De ese poema, de Europa en su edición de 1986, toma su título la amplia antología de la poesía de Julio Martínez Mesanza que publica Ars Poetica.
La ha preparado Alfredo Rodríguez, que en su estupendo prólogo ‘El mito del alma’ destaca que “el fundamento último que sostiene la poesía de Mesanza es moral. Moral, no moralista. El poeta defiende la naturaleza de la poesía como realidad moral. Estaríamos hablando de esa experiencia que nos obliga a distinguir entre el bien y el mal, entre lo justo y lo injusto, y cuya elección deja un poso profundo en el alma. Esa dimensión moral de su obra se aprecia, además, en la celebración de virtudes como el heroísmo, el coraje, la lealtad, la nobleza, que hacen su aparición entre jinetes, duelos, caballos y campos de batalla. Como lectores, sentimos que de alguna manera pertenecemos a ese lugar. Nunca hemos podido escapar del todo de los mitos y ritos del alma, de los sueños de la Cultura, de las construcciones mentales anteriores a nuestra modernidad actual.”

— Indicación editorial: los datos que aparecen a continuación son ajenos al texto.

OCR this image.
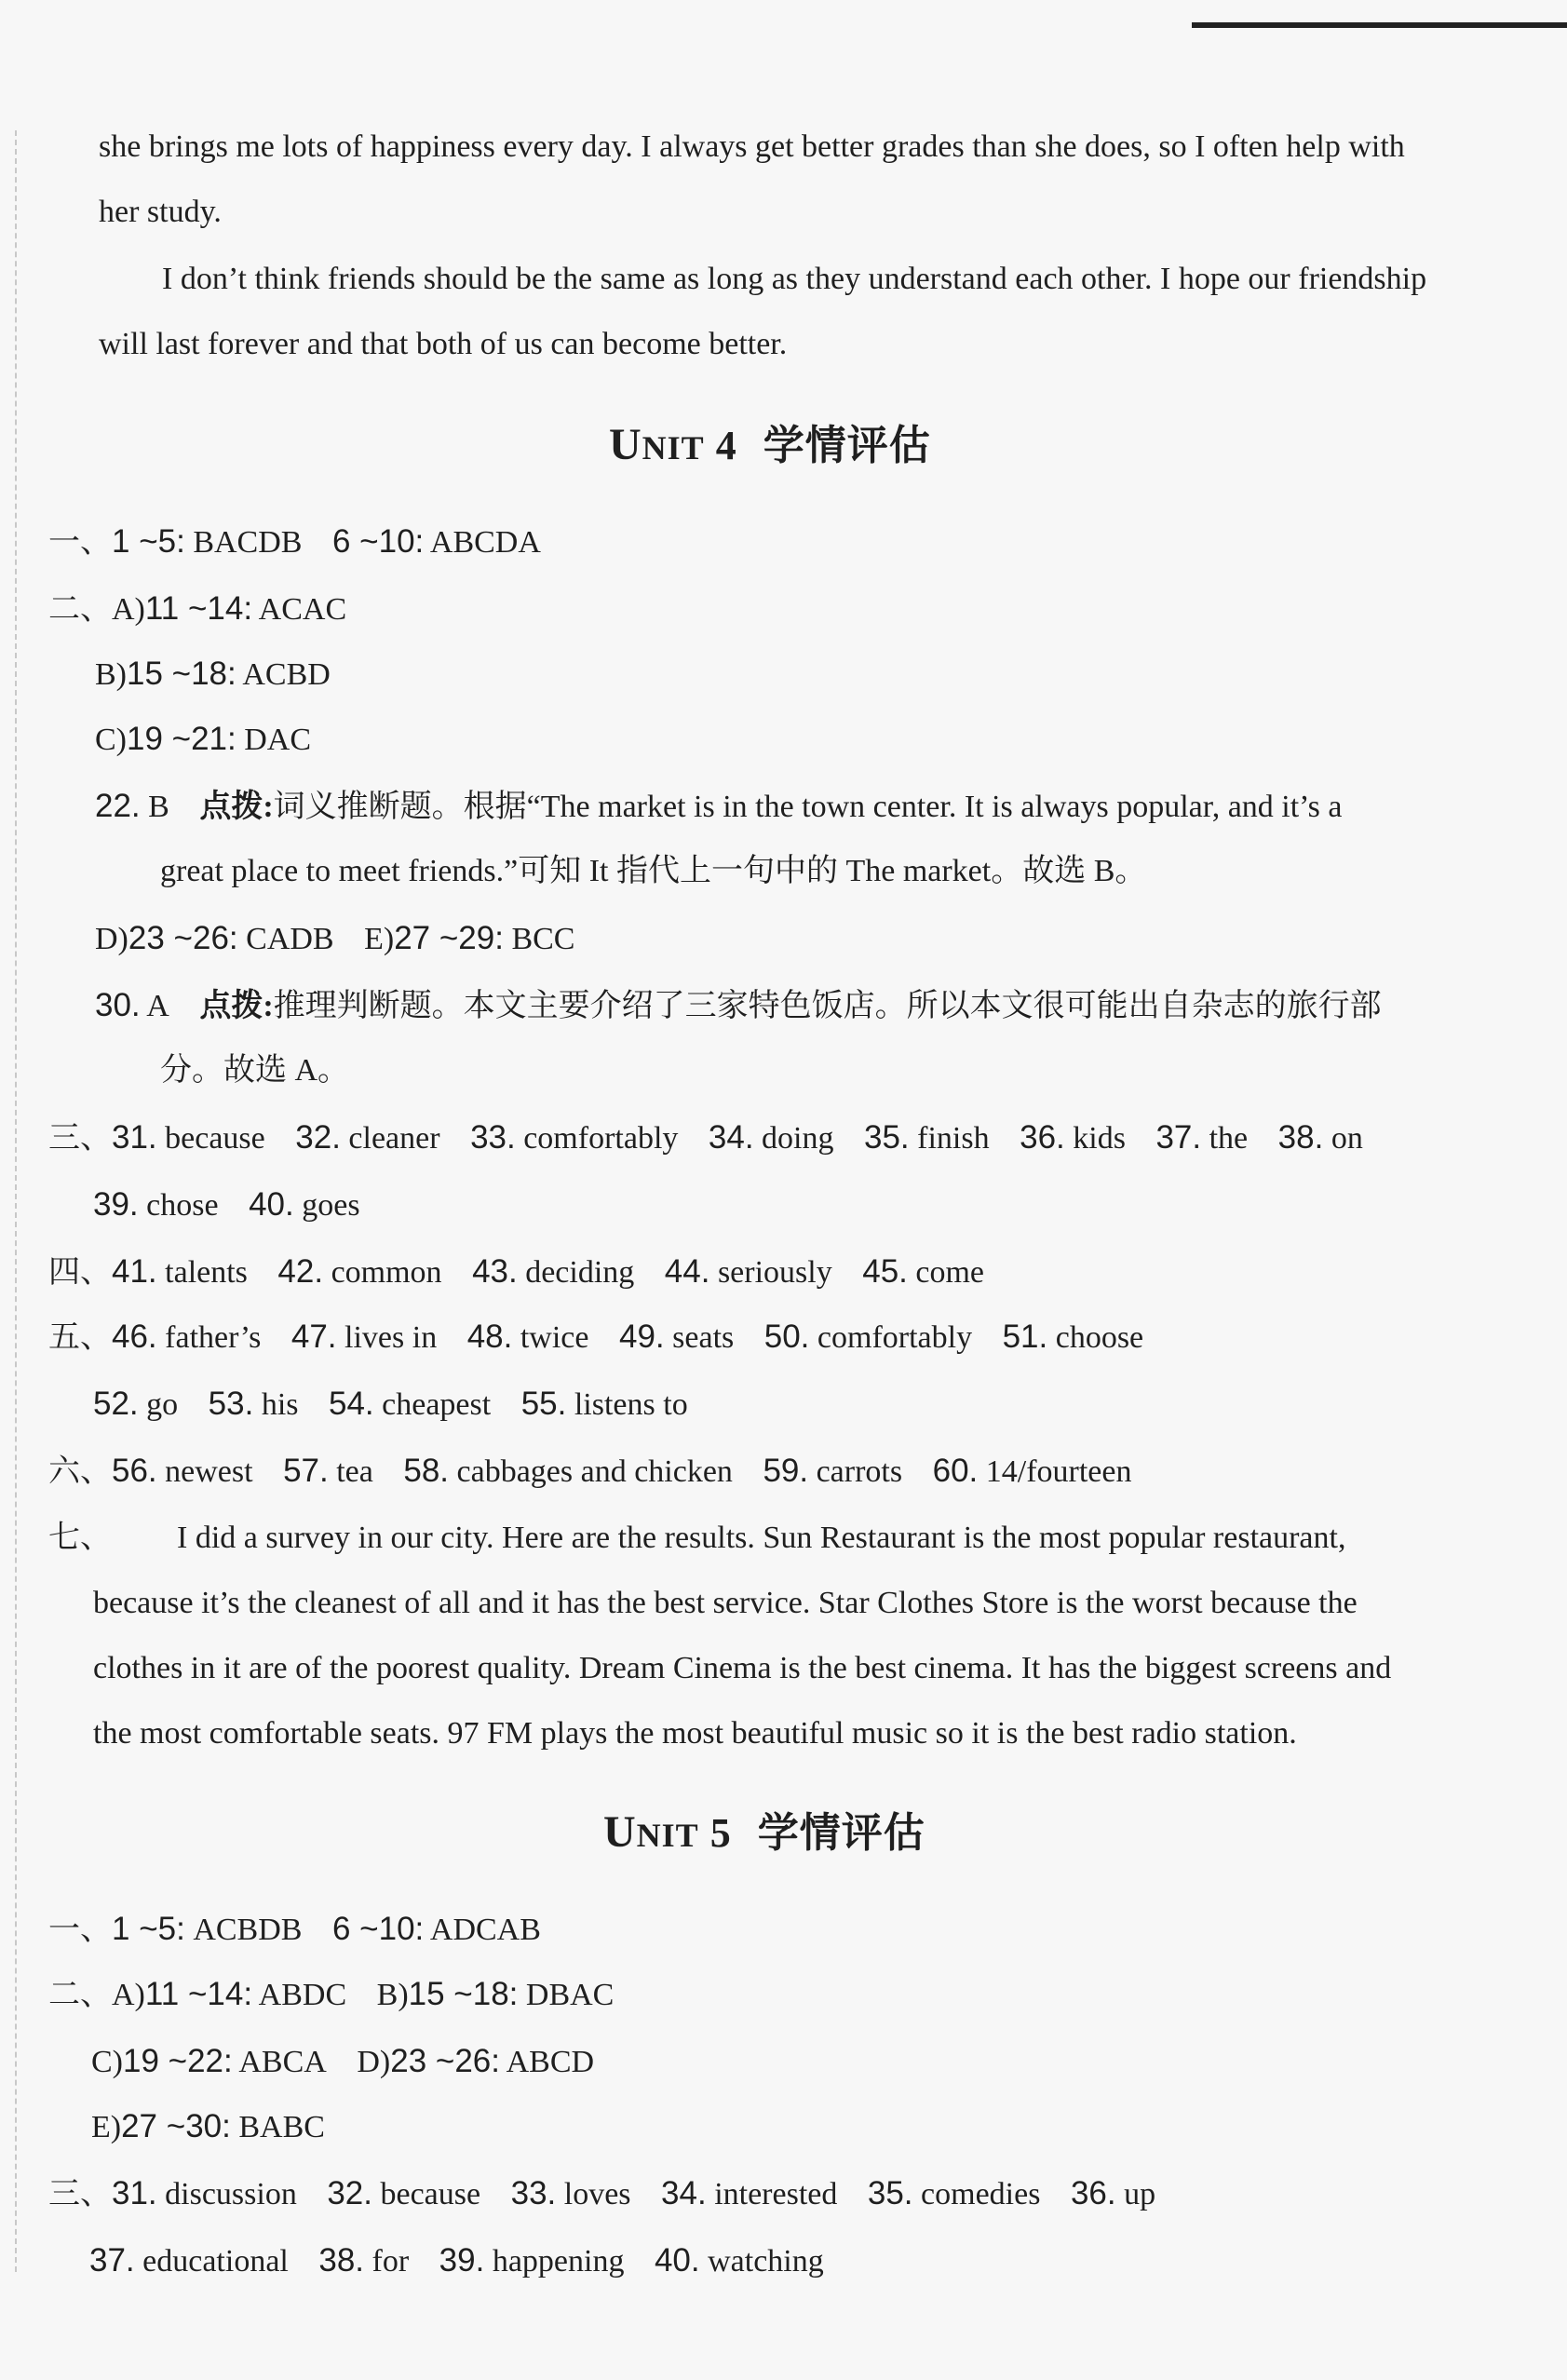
she brings me lots of happiness every day. I always get better grades than she does, so I often help with
her study.
I don’t think friends should be the same as long as they understand each other. I hope our friendship
will last forever and that both of us can become better.
UNIT 4 学情评估
一、1 ~5: BACDB 6 ~10: ABCDA
二、A)11 ~14: ACAC
B)15 ~18: ACBD
C)19 ~21: DAC
22. B 点拨:词义推断题。根据“The market is in the town center. It is always popular, and it’s a
great place to meet friends.”可知 It 指代上一句中的 The market。故选 B。
D)23 ~26: CADB E)27 ~29: BCC
30. A 点拨:推理判断题。本文主要介绍了三家特色饭店。所以本文很可能出自杂志的旅行部
分。故选 A。
三、31. because 32. cleaner 33. comfortably 34. doing 35. finish 36. kids 37. the 38. on
39. chose 40. goes
四、41. talents 42. common 43. deciding 44. seriously 45. come
五、46. father’s 47. lives in 48. twice 49. seats 50. comfortably 51. choose
52. go 53. his 54. cheapest 55. listens to
六、56. newest 57. tea 58. cabbages and chicken 59. carrots 60. 14/fourteen
七、 I did a survey in our city. Here are the results. Sun Restaurant is the most popular restaurant,
because it’s the cleanest of all and it has the best service. Star Clothes Store is the worst because the
clothes in it are of the poorest quality. Dream Cinema is the best cinema. It has the biggest screens and
the most comfortable seats. 97 FM plays the most beautiful music so it is the best radio station.
UNIT 5 学情评估
一、1 ~5: ACBDB 6 ~10: ADCAB
二、A)11 ~14: ABDC B)15 ~18: DBAC
C)19 ~22: ABCA D)23 ~26: ABCD
E)27 ~30: BABC
三、31. discussion 32. because 33. loves 34. interested 35. comedies 36. up
37. educational 38. for 39. happening 40. watching
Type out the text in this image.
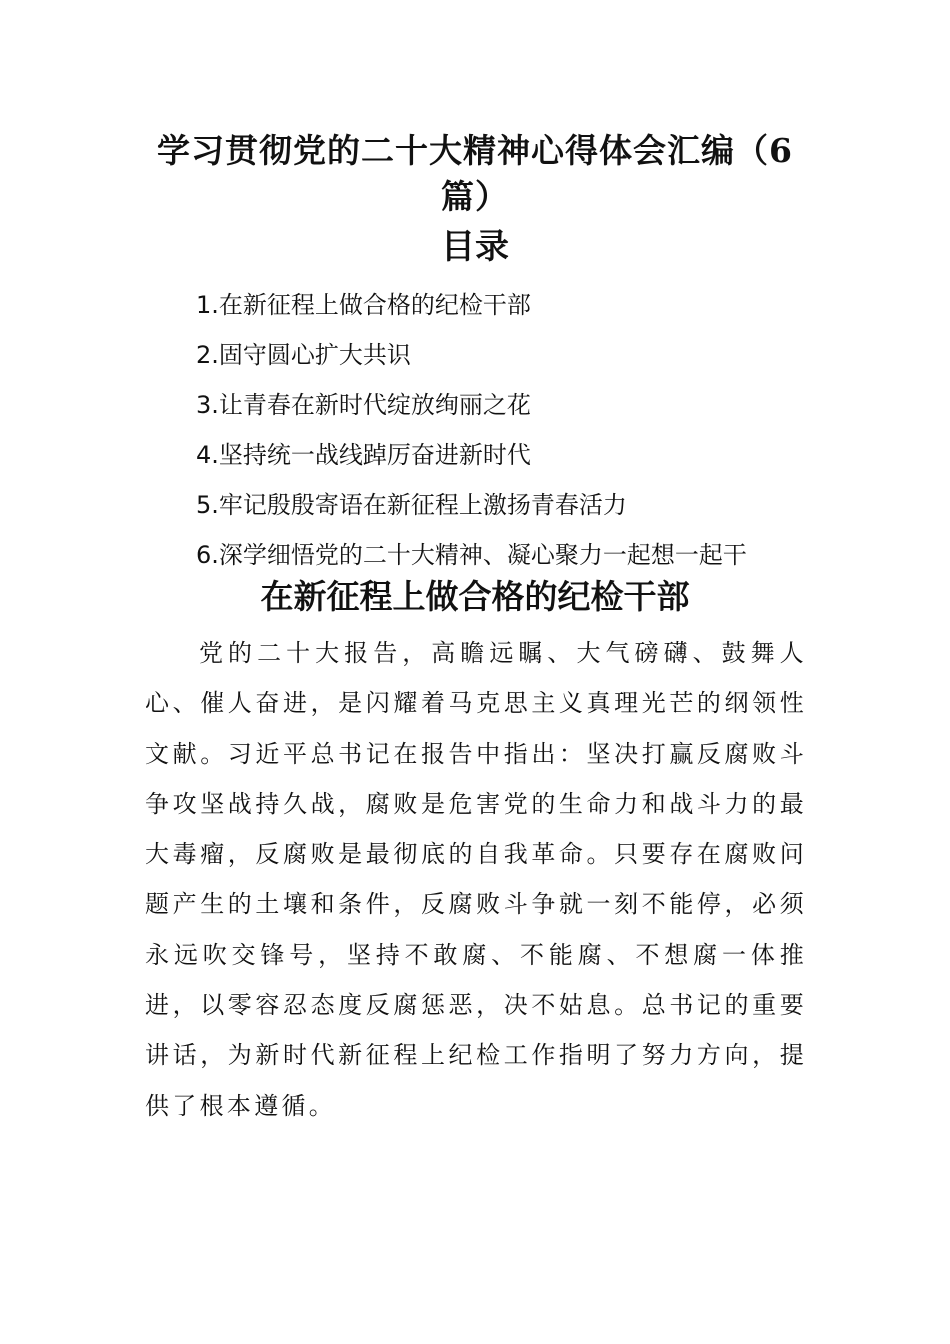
学习贯彻党的二十大精神心得体会汇编（6篇）
目录
1.在新征程上做合格的纪检干部
2.固守圆心扩大共识
3.让青春在新时代绽放绚丽之花
4.坚持统一战线踔厉奋进新时代
5.牢记殷殷寄语在新征程上激扬青春活力
6.深学细悟党的二十大精神、凝心聚力一起想一起干
在新征程上做合格的纪检干部

党的二十大报告，高瞻远瞩、大气磅礴、鼓舞人心、催人奋进，是闪耀着马克思主义真理光芒的纲领性文献。习近平总书记在报告中指出：坚决打赢反腐败斗争攻坚战持久战，腐败是危害党的生命力和战斗力的最大毒瘤，反腐败是最彻底的自我革命。只要存在腐败问题产生的土壤和条件，反腐败斗争就一刻不能停，必须永远吹交锋号，坚持不敢腐、不能腐、不想腐一体推进，以零容忍态度反腐惩恶，决不姑息。总书记的重要讲话，为新时代新征程上纪检工作指明了努力方向，提供了根本遵循。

Ese mundo moral estaba ya bien delimitado en 1983, cuando publica la primera edición de Europa, punto de partida de un ciclo poético creciente que tendría sucesivas ediciones ampliadas en 1986, 1988 y 1990. A aquella primera entrega pertenece este poema, uno de los más conocidos de Martínez Mesanza:
También mueren caballos en combate
y lo hacen lentamente, pues reciben
flechazos imprecisos. Se desangran
con un noble y callado sufrimiento.
De sus ojos inmóviles se adueña
una distante y superior mirada,
y sus oídos sufren la agonía
furiosa y desmedida de los hombres.
Esa música rotunda del endecasílabo blanco encauza el mundo moral y la tonalidad poética de un libro que en su tercera edición, de 1988, añadía poemas como este:
VÍCTIMA Y VERDUGO
Soy el que cae en el primer asalto
entre el agua y la arena en Normandía.
Soy el que elige un hombre y le dispara.
Mi caballo ha pisado en el saqueo
el rostro inexpresivo de un anciano.
Soy quien mantiene en alto el crucifijo
frente a la carga de los invasores.
Soy el perro y la mano que lo lleva.
Soy Egisto y Orestes y las Furias.
Soy el que se echa al suelo y me suplica.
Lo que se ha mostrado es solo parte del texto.